How to Manage Stress and Avoid Burnout

Stressed out about work? You’re not alone. With there being so many stressful situations at work and lack of a work-life balance, burnout has become a common occurrence. Add in a work-from-home order and the rising numbers of the global pandemic it’s not a surprise that people are still feeling burned-out!

Burnout can affect you, your team, and your whole office dynamic. Productivity levels drop and team morale takes a hit.

What exactly is a burnout?

A burnout is extreme physical and emotional exhaustion, often resulting from chronic workplace stress that has not been successfully managed. Here are the top three symptoms of burnout in office workers:

  1. Feelings of energy depletion or exhaustion 
  2. Increased dissatisfaction with their career
  3. Reduced productivity at work

These are some of the most common symptoms, although other signs of burnout may come in other forms.

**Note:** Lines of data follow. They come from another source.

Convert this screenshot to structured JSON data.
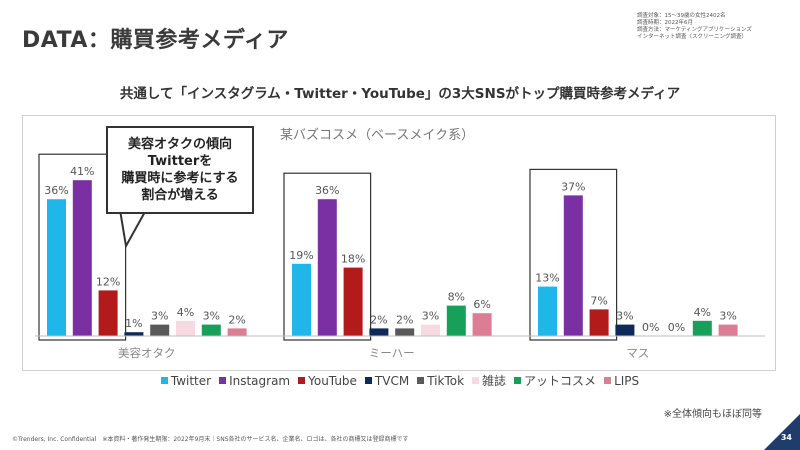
{
  "header": {
    "title": "DATA：購買参考メディア",
    "meta_lines": [
      "調査対象：15〜39歳の女性2402名",
      "調査時期：2022年6月",
      "調査方法：マーケティングアプリケーションズ",
      "インターネット調査（スクリーニング調査）"
    ]
  },
  "headline": "共通して「インスタグラム・Twitter・YouTube」の3大SNSがトップ購買時参考メディア",
  "callout": {
    "lines": [
      "美容オタクの傾向",
      "Twitterを",
      "購買時に参考にする",
      "割合が増える"
    ]
  },
  "note": "※全体傾向もほぼ同等",
  "footer": "©Trenders, Inc. Confidential　※本資料・著作発生期限：2022年9月末｜SNS各社のサービス名、企業名、ロゴは、各社の商標又は登録商標です",
  "page_number": "34",
  "colors": {
    "Twitter": "#1fb7ea",
    "Instagram": "#7a2fa3",
    "YouTube": "#b31b1b",
    "TVCM": "#0e2a5a",
    "TikTok": "#595959",
    "雑誌": "#f7d9e2",
    "アットコスメ": "#16a05a",
    "LIPS": "#dc7d95",
    "highlight_border": "#333333"
  },
  "chart_data": {
    "type": "bar",
    "title": "某バズコスメ（ベースメイク系）",
    "categories": [
      "美容オタク",
      "ミーハー",
      "マス"
    ],
    "series": [
      {
        "name": "Twitter",
        "values": [
          36,
          19,
          13
        ]
      },
      {
        "name": "Instagram",
        "values": [
          41,
          36,
          37
        ]
      },
      {
        "name": "YouTube",
        "values": [
          12,
          18,
          7
        ]
      },
      {
        "name": "TVCM",
        "values": [
          1,
          2,
          3
        ]
      },
      {
        "name": "TikTok",
        "values": [
          3,
          2,
          0
        ]
      },
      {
        "name": "雑誌",
        "values": [
          4,
          3,
          0
        ]
      },
      {
        "name": "アットコスメ",
        "values": [
          3,
          8,
          4
        ]
      },
      {
        "name": "LIPS",
        "values": [
          2,
          6,
          3
        ]
      }
    ],
    "value_suffix": "%",
    "highlighted_series": [
      "Twitter",
      "Instagram",
      "YouTube"
    ],
    "ylim": [
      0,
      45
    ],
    "grid": false,
    "legend_position": "bottom"
  }
}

If you are starting to feel the effects of workplace burnout, it's time to take action and manage it!

Here are 5 great strategies to help prevent burnout!
1. Work with purpose

Do you feel that your career has a deeper purpose, other than just earning a paycheck? Most of the time, rediscovering your repurpose can go a long way towards helping you avoid burnout and keeping stress at a manageable level. 

Look at the deeper impact of what you do everyday; how does your work make life better for other people? How could you add more meaning to what you do everyday?

2. Take a break

As simple as it sounds, take a break! Make sure you are taking breaks and making time for yourself. Taking short breaks between work can boost your productivity. Have a snack, get up, and stretch!

Tip: Try the Pomodoro work/break cycle, set a timer for 25 min and focus on a task, take a 3-min break intermittently, and repeat the cycle 4 times. This technique has been known to boost productivity and help the user stay focused. 

3. Build a comfortable workspace

Burnout is not only mental but physical too. 

Working at a desk that's too low or from a chair that's too high, while your back and neck get stiff from hours of work will only contribute to physical stress on your body. Minimize that stress by organizing your office in a way that allows you to work comfortably and boost productivity.

4. Set healthy work/life boundaries

A clear distinction between your professional and personal life is one of the first steps to successfully working from home. As we continue to work from home, it is important to set clear boundaries, as your personal space has also become your office space. 

Spend time with family and friends outside of work and strengthen those relationships. 

5. Start using positive self-talk

Negative words can cause long-term anxiety and stress. This is because your brain releases stress-inducing hormones when it encounters negative talk even if it's something you tell yourself. 

Give yourself room to make mistakes (were all human). 

Instead of statements like “I can't do this,” and “this is impossible,” use questions to turn it into a challenge for yourself. “How can I do this?” “How can I make this possible?”